Objectives: Non-operative management of abdominal gunshot injuries has become the standard care in the selected cases of modern surgery with an acceptable success rate to reduce the incidence of unnecessary laparotomies. In this study, an assessment was conducted to determine how the success of this form of management was impacted by physical examination and radiological investigation.

Material and methods: This is a retrospective study that includes all consecutive penetrating abdominal gunshot wound patients who were admitted to the emergency department between February 2011 and December 2018. All patients with superficial gunshot wounds were excluded. The decision to perform a laparotomy on injured patients was the study's primary endpoint while the discharge of patients without surgery was its secondary endpoint.
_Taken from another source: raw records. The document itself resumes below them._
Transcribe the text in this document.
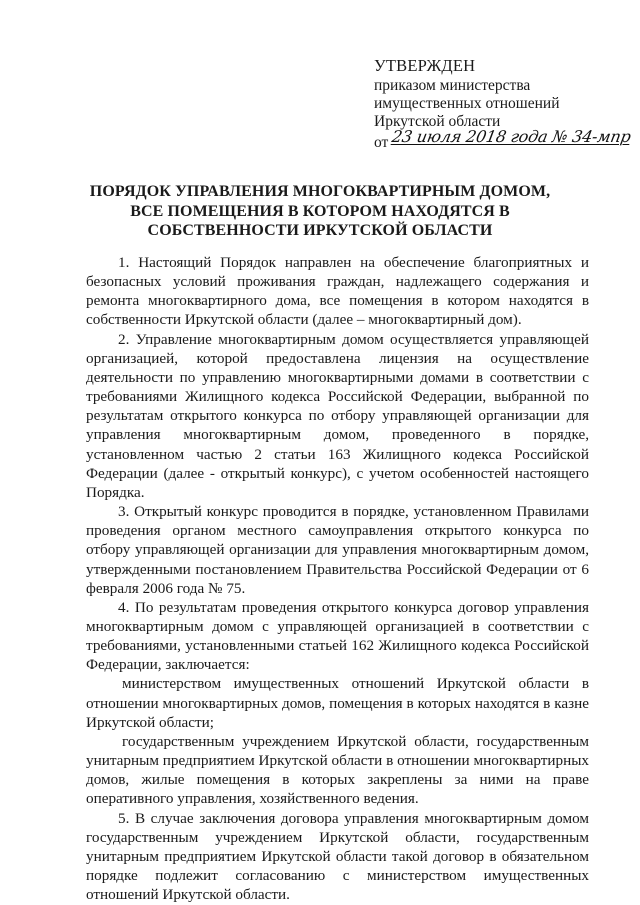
УТВЕРЖДЕН
приказом министерства
имущественных отношений
Иркутской области
от 23 июля 2018 года № 34-мпр
ПОРЯДОК УПРАВЛЕНИЯ МНОГОКВАРТИРНЫМ ДОМОМ,
ВСЕ ПОМЕЩЕНИЯ В КОТОРОМ НАХОДЯТСЯ В
СОБСТВЕННОСТИ ИРКУТСКОЙ ОБЛАСТИ

1. Настоящий Порядок направлен на обеспечение благоприятных и безопасных условий проживания граждан, надлежащего содержания и ремонта многоквартирного дома, все помещения в котором находятся в собственности Иркутской области (далее – многоквартирный дом).

2. Управление многоквартирным домом осуществляется управляющей организацией, которой предоставлена лицензия на осуществление деятельности по управлению многоквартирными домами в соответствии с требованиями Жилищного кодекса Российской Федерации, выбранной по результатам открытого конкурса по отбору управляющей организации для управления многоквартирным домом, проведенного в порядке, установленном частью 2 статьи 163 Жилищного кодекса Российской Федерации (далее - открытый конкурс), с учетом особенностей настоящего Порядка.

3. Открытый конкурс проводится в порядке, установленном Правилами проведения органом местного самоуправления открытого конкурса по отбору управляющей организации для управления многоквартирным домом, утвержденными постановлением Правительства Российской Федерации от 6 февраля 2006 года № 75.

4. По результатам проведения открытого конкурса договор управления многоквартирным домом с управляющей организацией в соответствии с требованиями, установленными статьей 162 Жилищного кодекса Российской Федерации, заключается:

министерством имущественных отношений Иркутской области в отношении многоквартирных домов, помещения в которых находятся в казне Иркутской области;

государственным учреждением Иркутской области, государственным унитарным предприятием Иркутской области в отношении многоквартирных домов, жилые помещения в которых закреплены за ними на праве оперативного управления, хозяйственного ведения.

5. В случае заключения договора управления многоквартирным домом государственным учреждением Иркутской области, государственным унитарным предприятием Иркутской области такой договор в обязательном порядке подлежит согласованию с министерством имущественных отношений Иркутской области.
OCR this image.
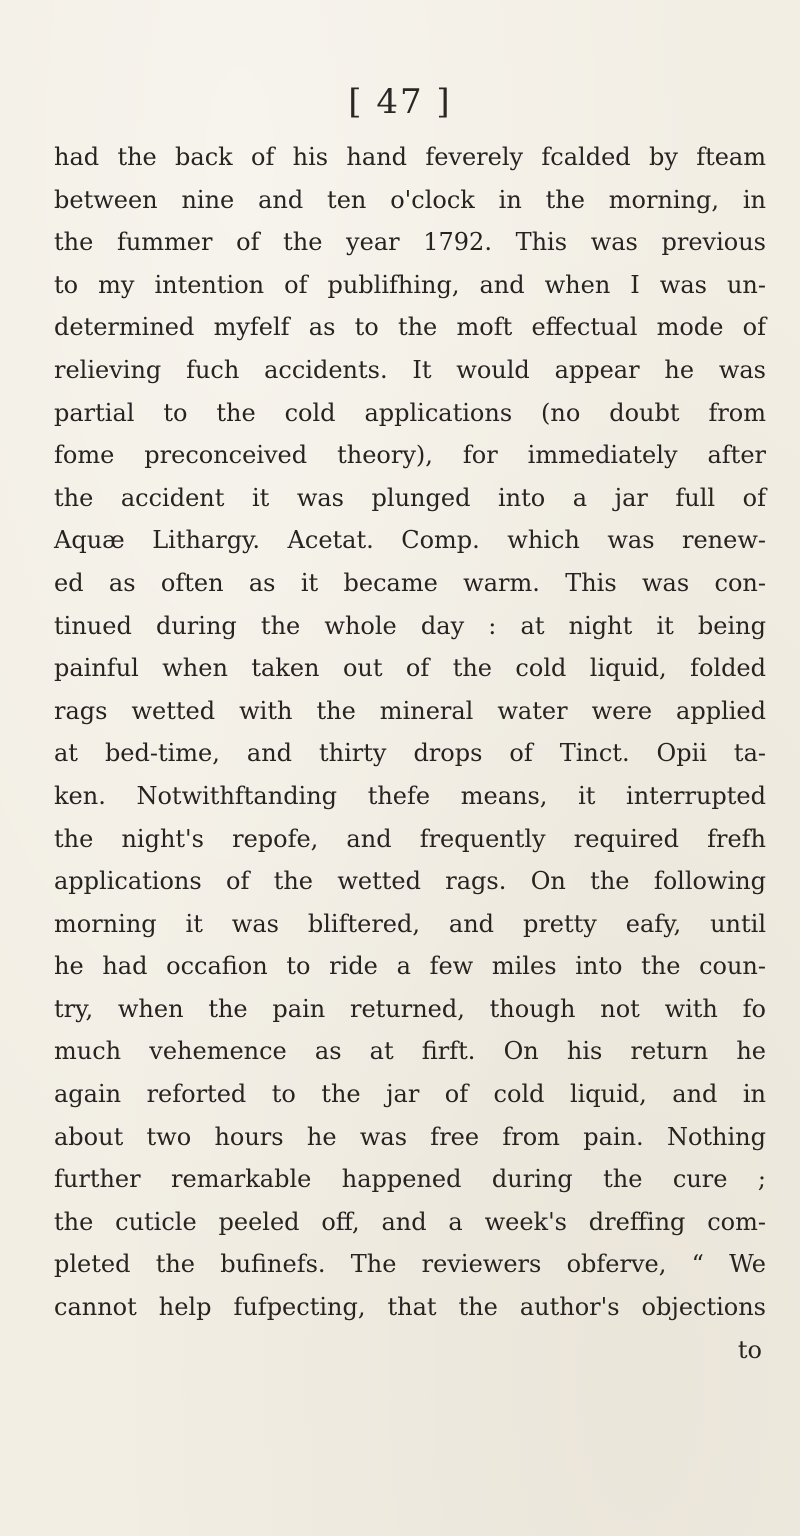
[ 47 ]
had the back of his hand feverely fcalded by fteam
between nine and ten o'clock in the morning, in
the fummer of the year 1792. This was previous
to my intention of publifhing, and when I was un-
determined myfelf as to the moft effectual mode of
relieving fuch accidents. It would appear he was
partial to the cold applications (no doubt from
fome preconceived theory), for immediately after
the accident it was plunged into a jar full of
Aquæ Lithargy. Acetat. Comp. which was renew-
ed as often as it became warm. This was con-
tinued during the whole day : at night it being
painful when taken out of the cold liquid, folded
rags wetted with the mineral water were applied
at bed-time, and thirty drops of Tinct. Opii ta-
ken. Notwithftanding thefe means, it interrupted
the night's repofe, and frequently required frefh
applications of the wetted rags. On the following
morning it was bliftered, and pretty eafy, until
he had occafion to ride a few miles into the coun-
try, when the pain returned, though not with fo
much vehemence as at firft. On his return he
again reforted to the jar of cold liquid, and in
about two hours he was free from pain. Nothing
further remarkable happened during the cure ;
the cuticle peeled off, and a week's dreffing com-
pleted the bufinefs. The reviewers obferve, “ We
cannot help fufpecting, that the author's objections
to
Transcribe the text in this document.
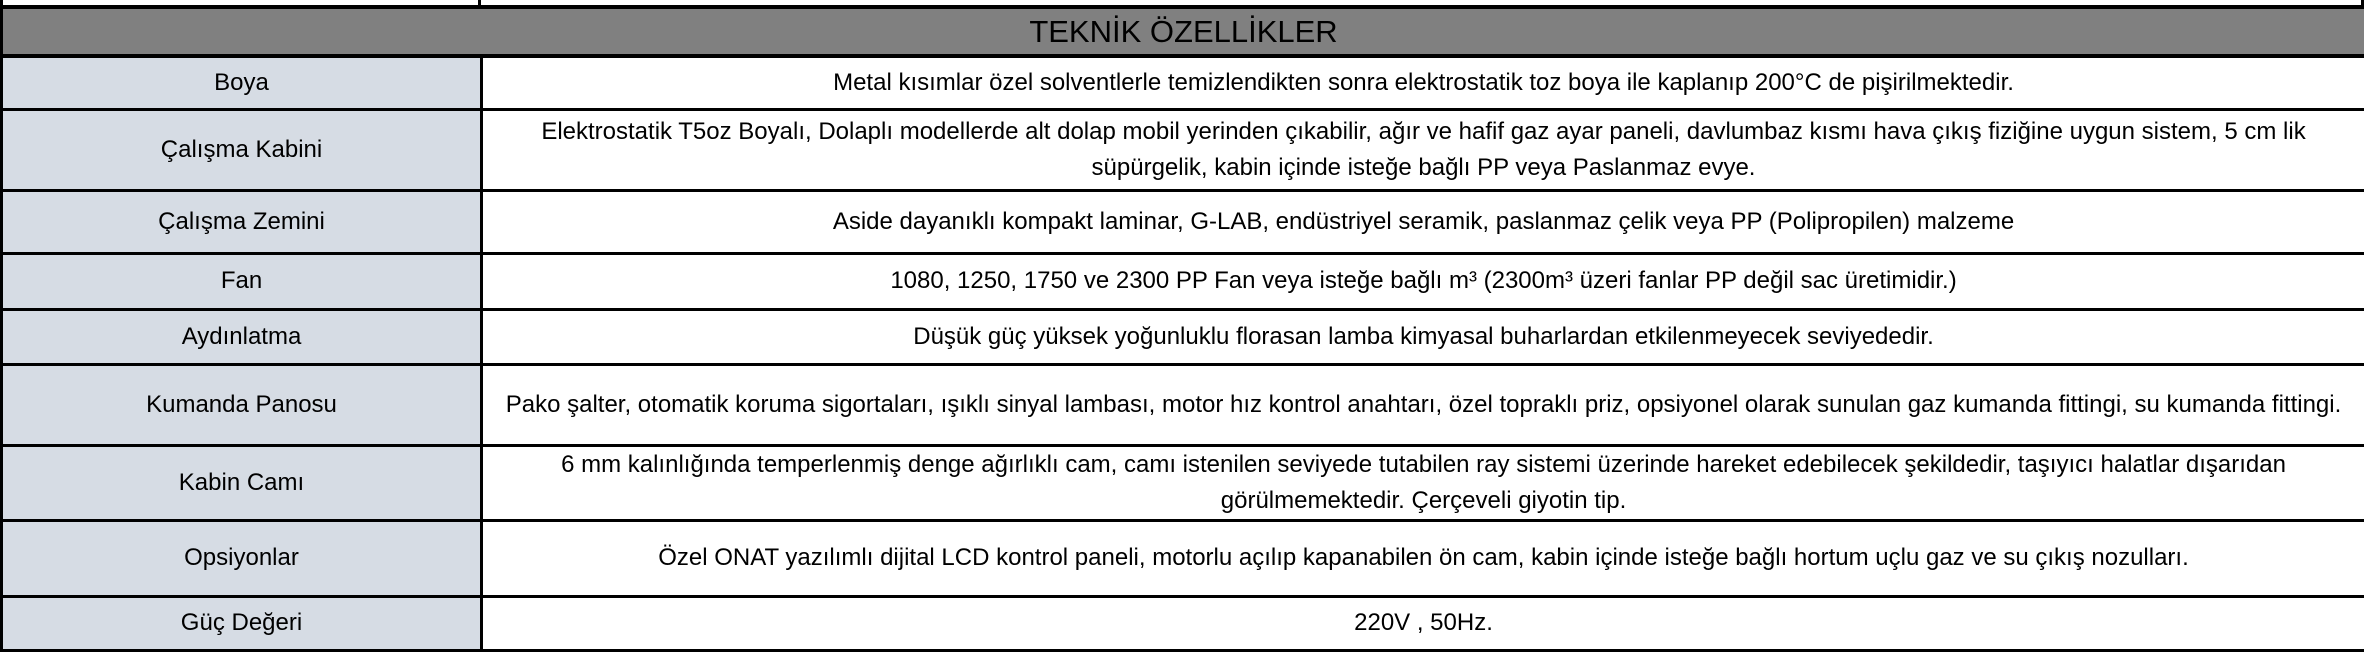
TEKNİK ÖZELLİKLER	
Boya	Metal kısımlar özel solventlerle temizlendikten sonra elektrostatik toz boya ile kaplanıp 200°C de pişirilmektedir.
Çalışma Kabini	Elektrostatik T5oz Boyalı, Dolaplı modellerde alt dolap mobil yerinden çıkabilir, ağır ve hafif gaz ayar paneli, davlumbaz kısmı hava çıkış fiziğine uygun sistem, 5 cm lik süpürgelik, kabin içinde isteğe bağlı PP veya Paslanmaz evye.
Çalışma Zemini	Aside dayanıklı kompakt laminar, G-LAB, endüstriyel seramik, paslanmaz çelik veya PP (Polipropilen) malzeme
Fan	1080, 1250, 1750 ve 2300 PP Fan veya isteğe bağlı m³ (2300m³ üzeri fanlar PP değil sac üretimidir.)
Aydınlatma	Düşük güç yüksek yoğunluklu florasan lamba kimyasal buharlardan etkilenmeyecek seviyededir.
Kumanda Panosu	Pako şalter, otomatik koruma sigortaları, ışıklı sinyal lambası, motor hız kontrol anahtarı, özel topraklı priz, opsiyonel olarak sunulan gaz kumanda fittingi, su kumanda fittingi.
Kabin Camı	6 mm kalınlığında temperlenmiş denge ağırlıklı cam, camı istenilen seviyede tutabilen ray sistemi üzerinde hareket edebilecek şekildedir, taşıyıcı halatlar dışarıdan görülmemektedir. Çerçeveli giyotin tip.
Opsiyonlar	Özel ONAT yazılımlı dijital LCD kontrol paneli, motorlu açılıp kapanabilen ön cam, kabin içinde isteğe bağlı hortum uçlu gaz ve su çıkış nozulları.
Güç Değeri	220V , 50Hz.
Results: Of 429 torso gunshot wound patients, 411 were males. Average age was 29.5 years. Forty-one (9.5%) were initially treated by selective nonoperative management. Five selective non-operative management patients underwent delayed laparotomy within 12 hours after admission without complication. In the end, 36 (88%) of the 41 patients were successfully treated without undergoing surgery, with only one patient developing pleural effusion and no mortality attributed to it. Of all injured patients, 45 (10.5%) patients had a negative laparotomy, with two of them subsequently developing an incisional hernia.

Conclusion: The success rate of non-operative management of torso gunshot injuries can be increased significantly in stable patients by adopting the strategy of repeated physical examinations alone or in conjunction with simultaneous radiological imaging.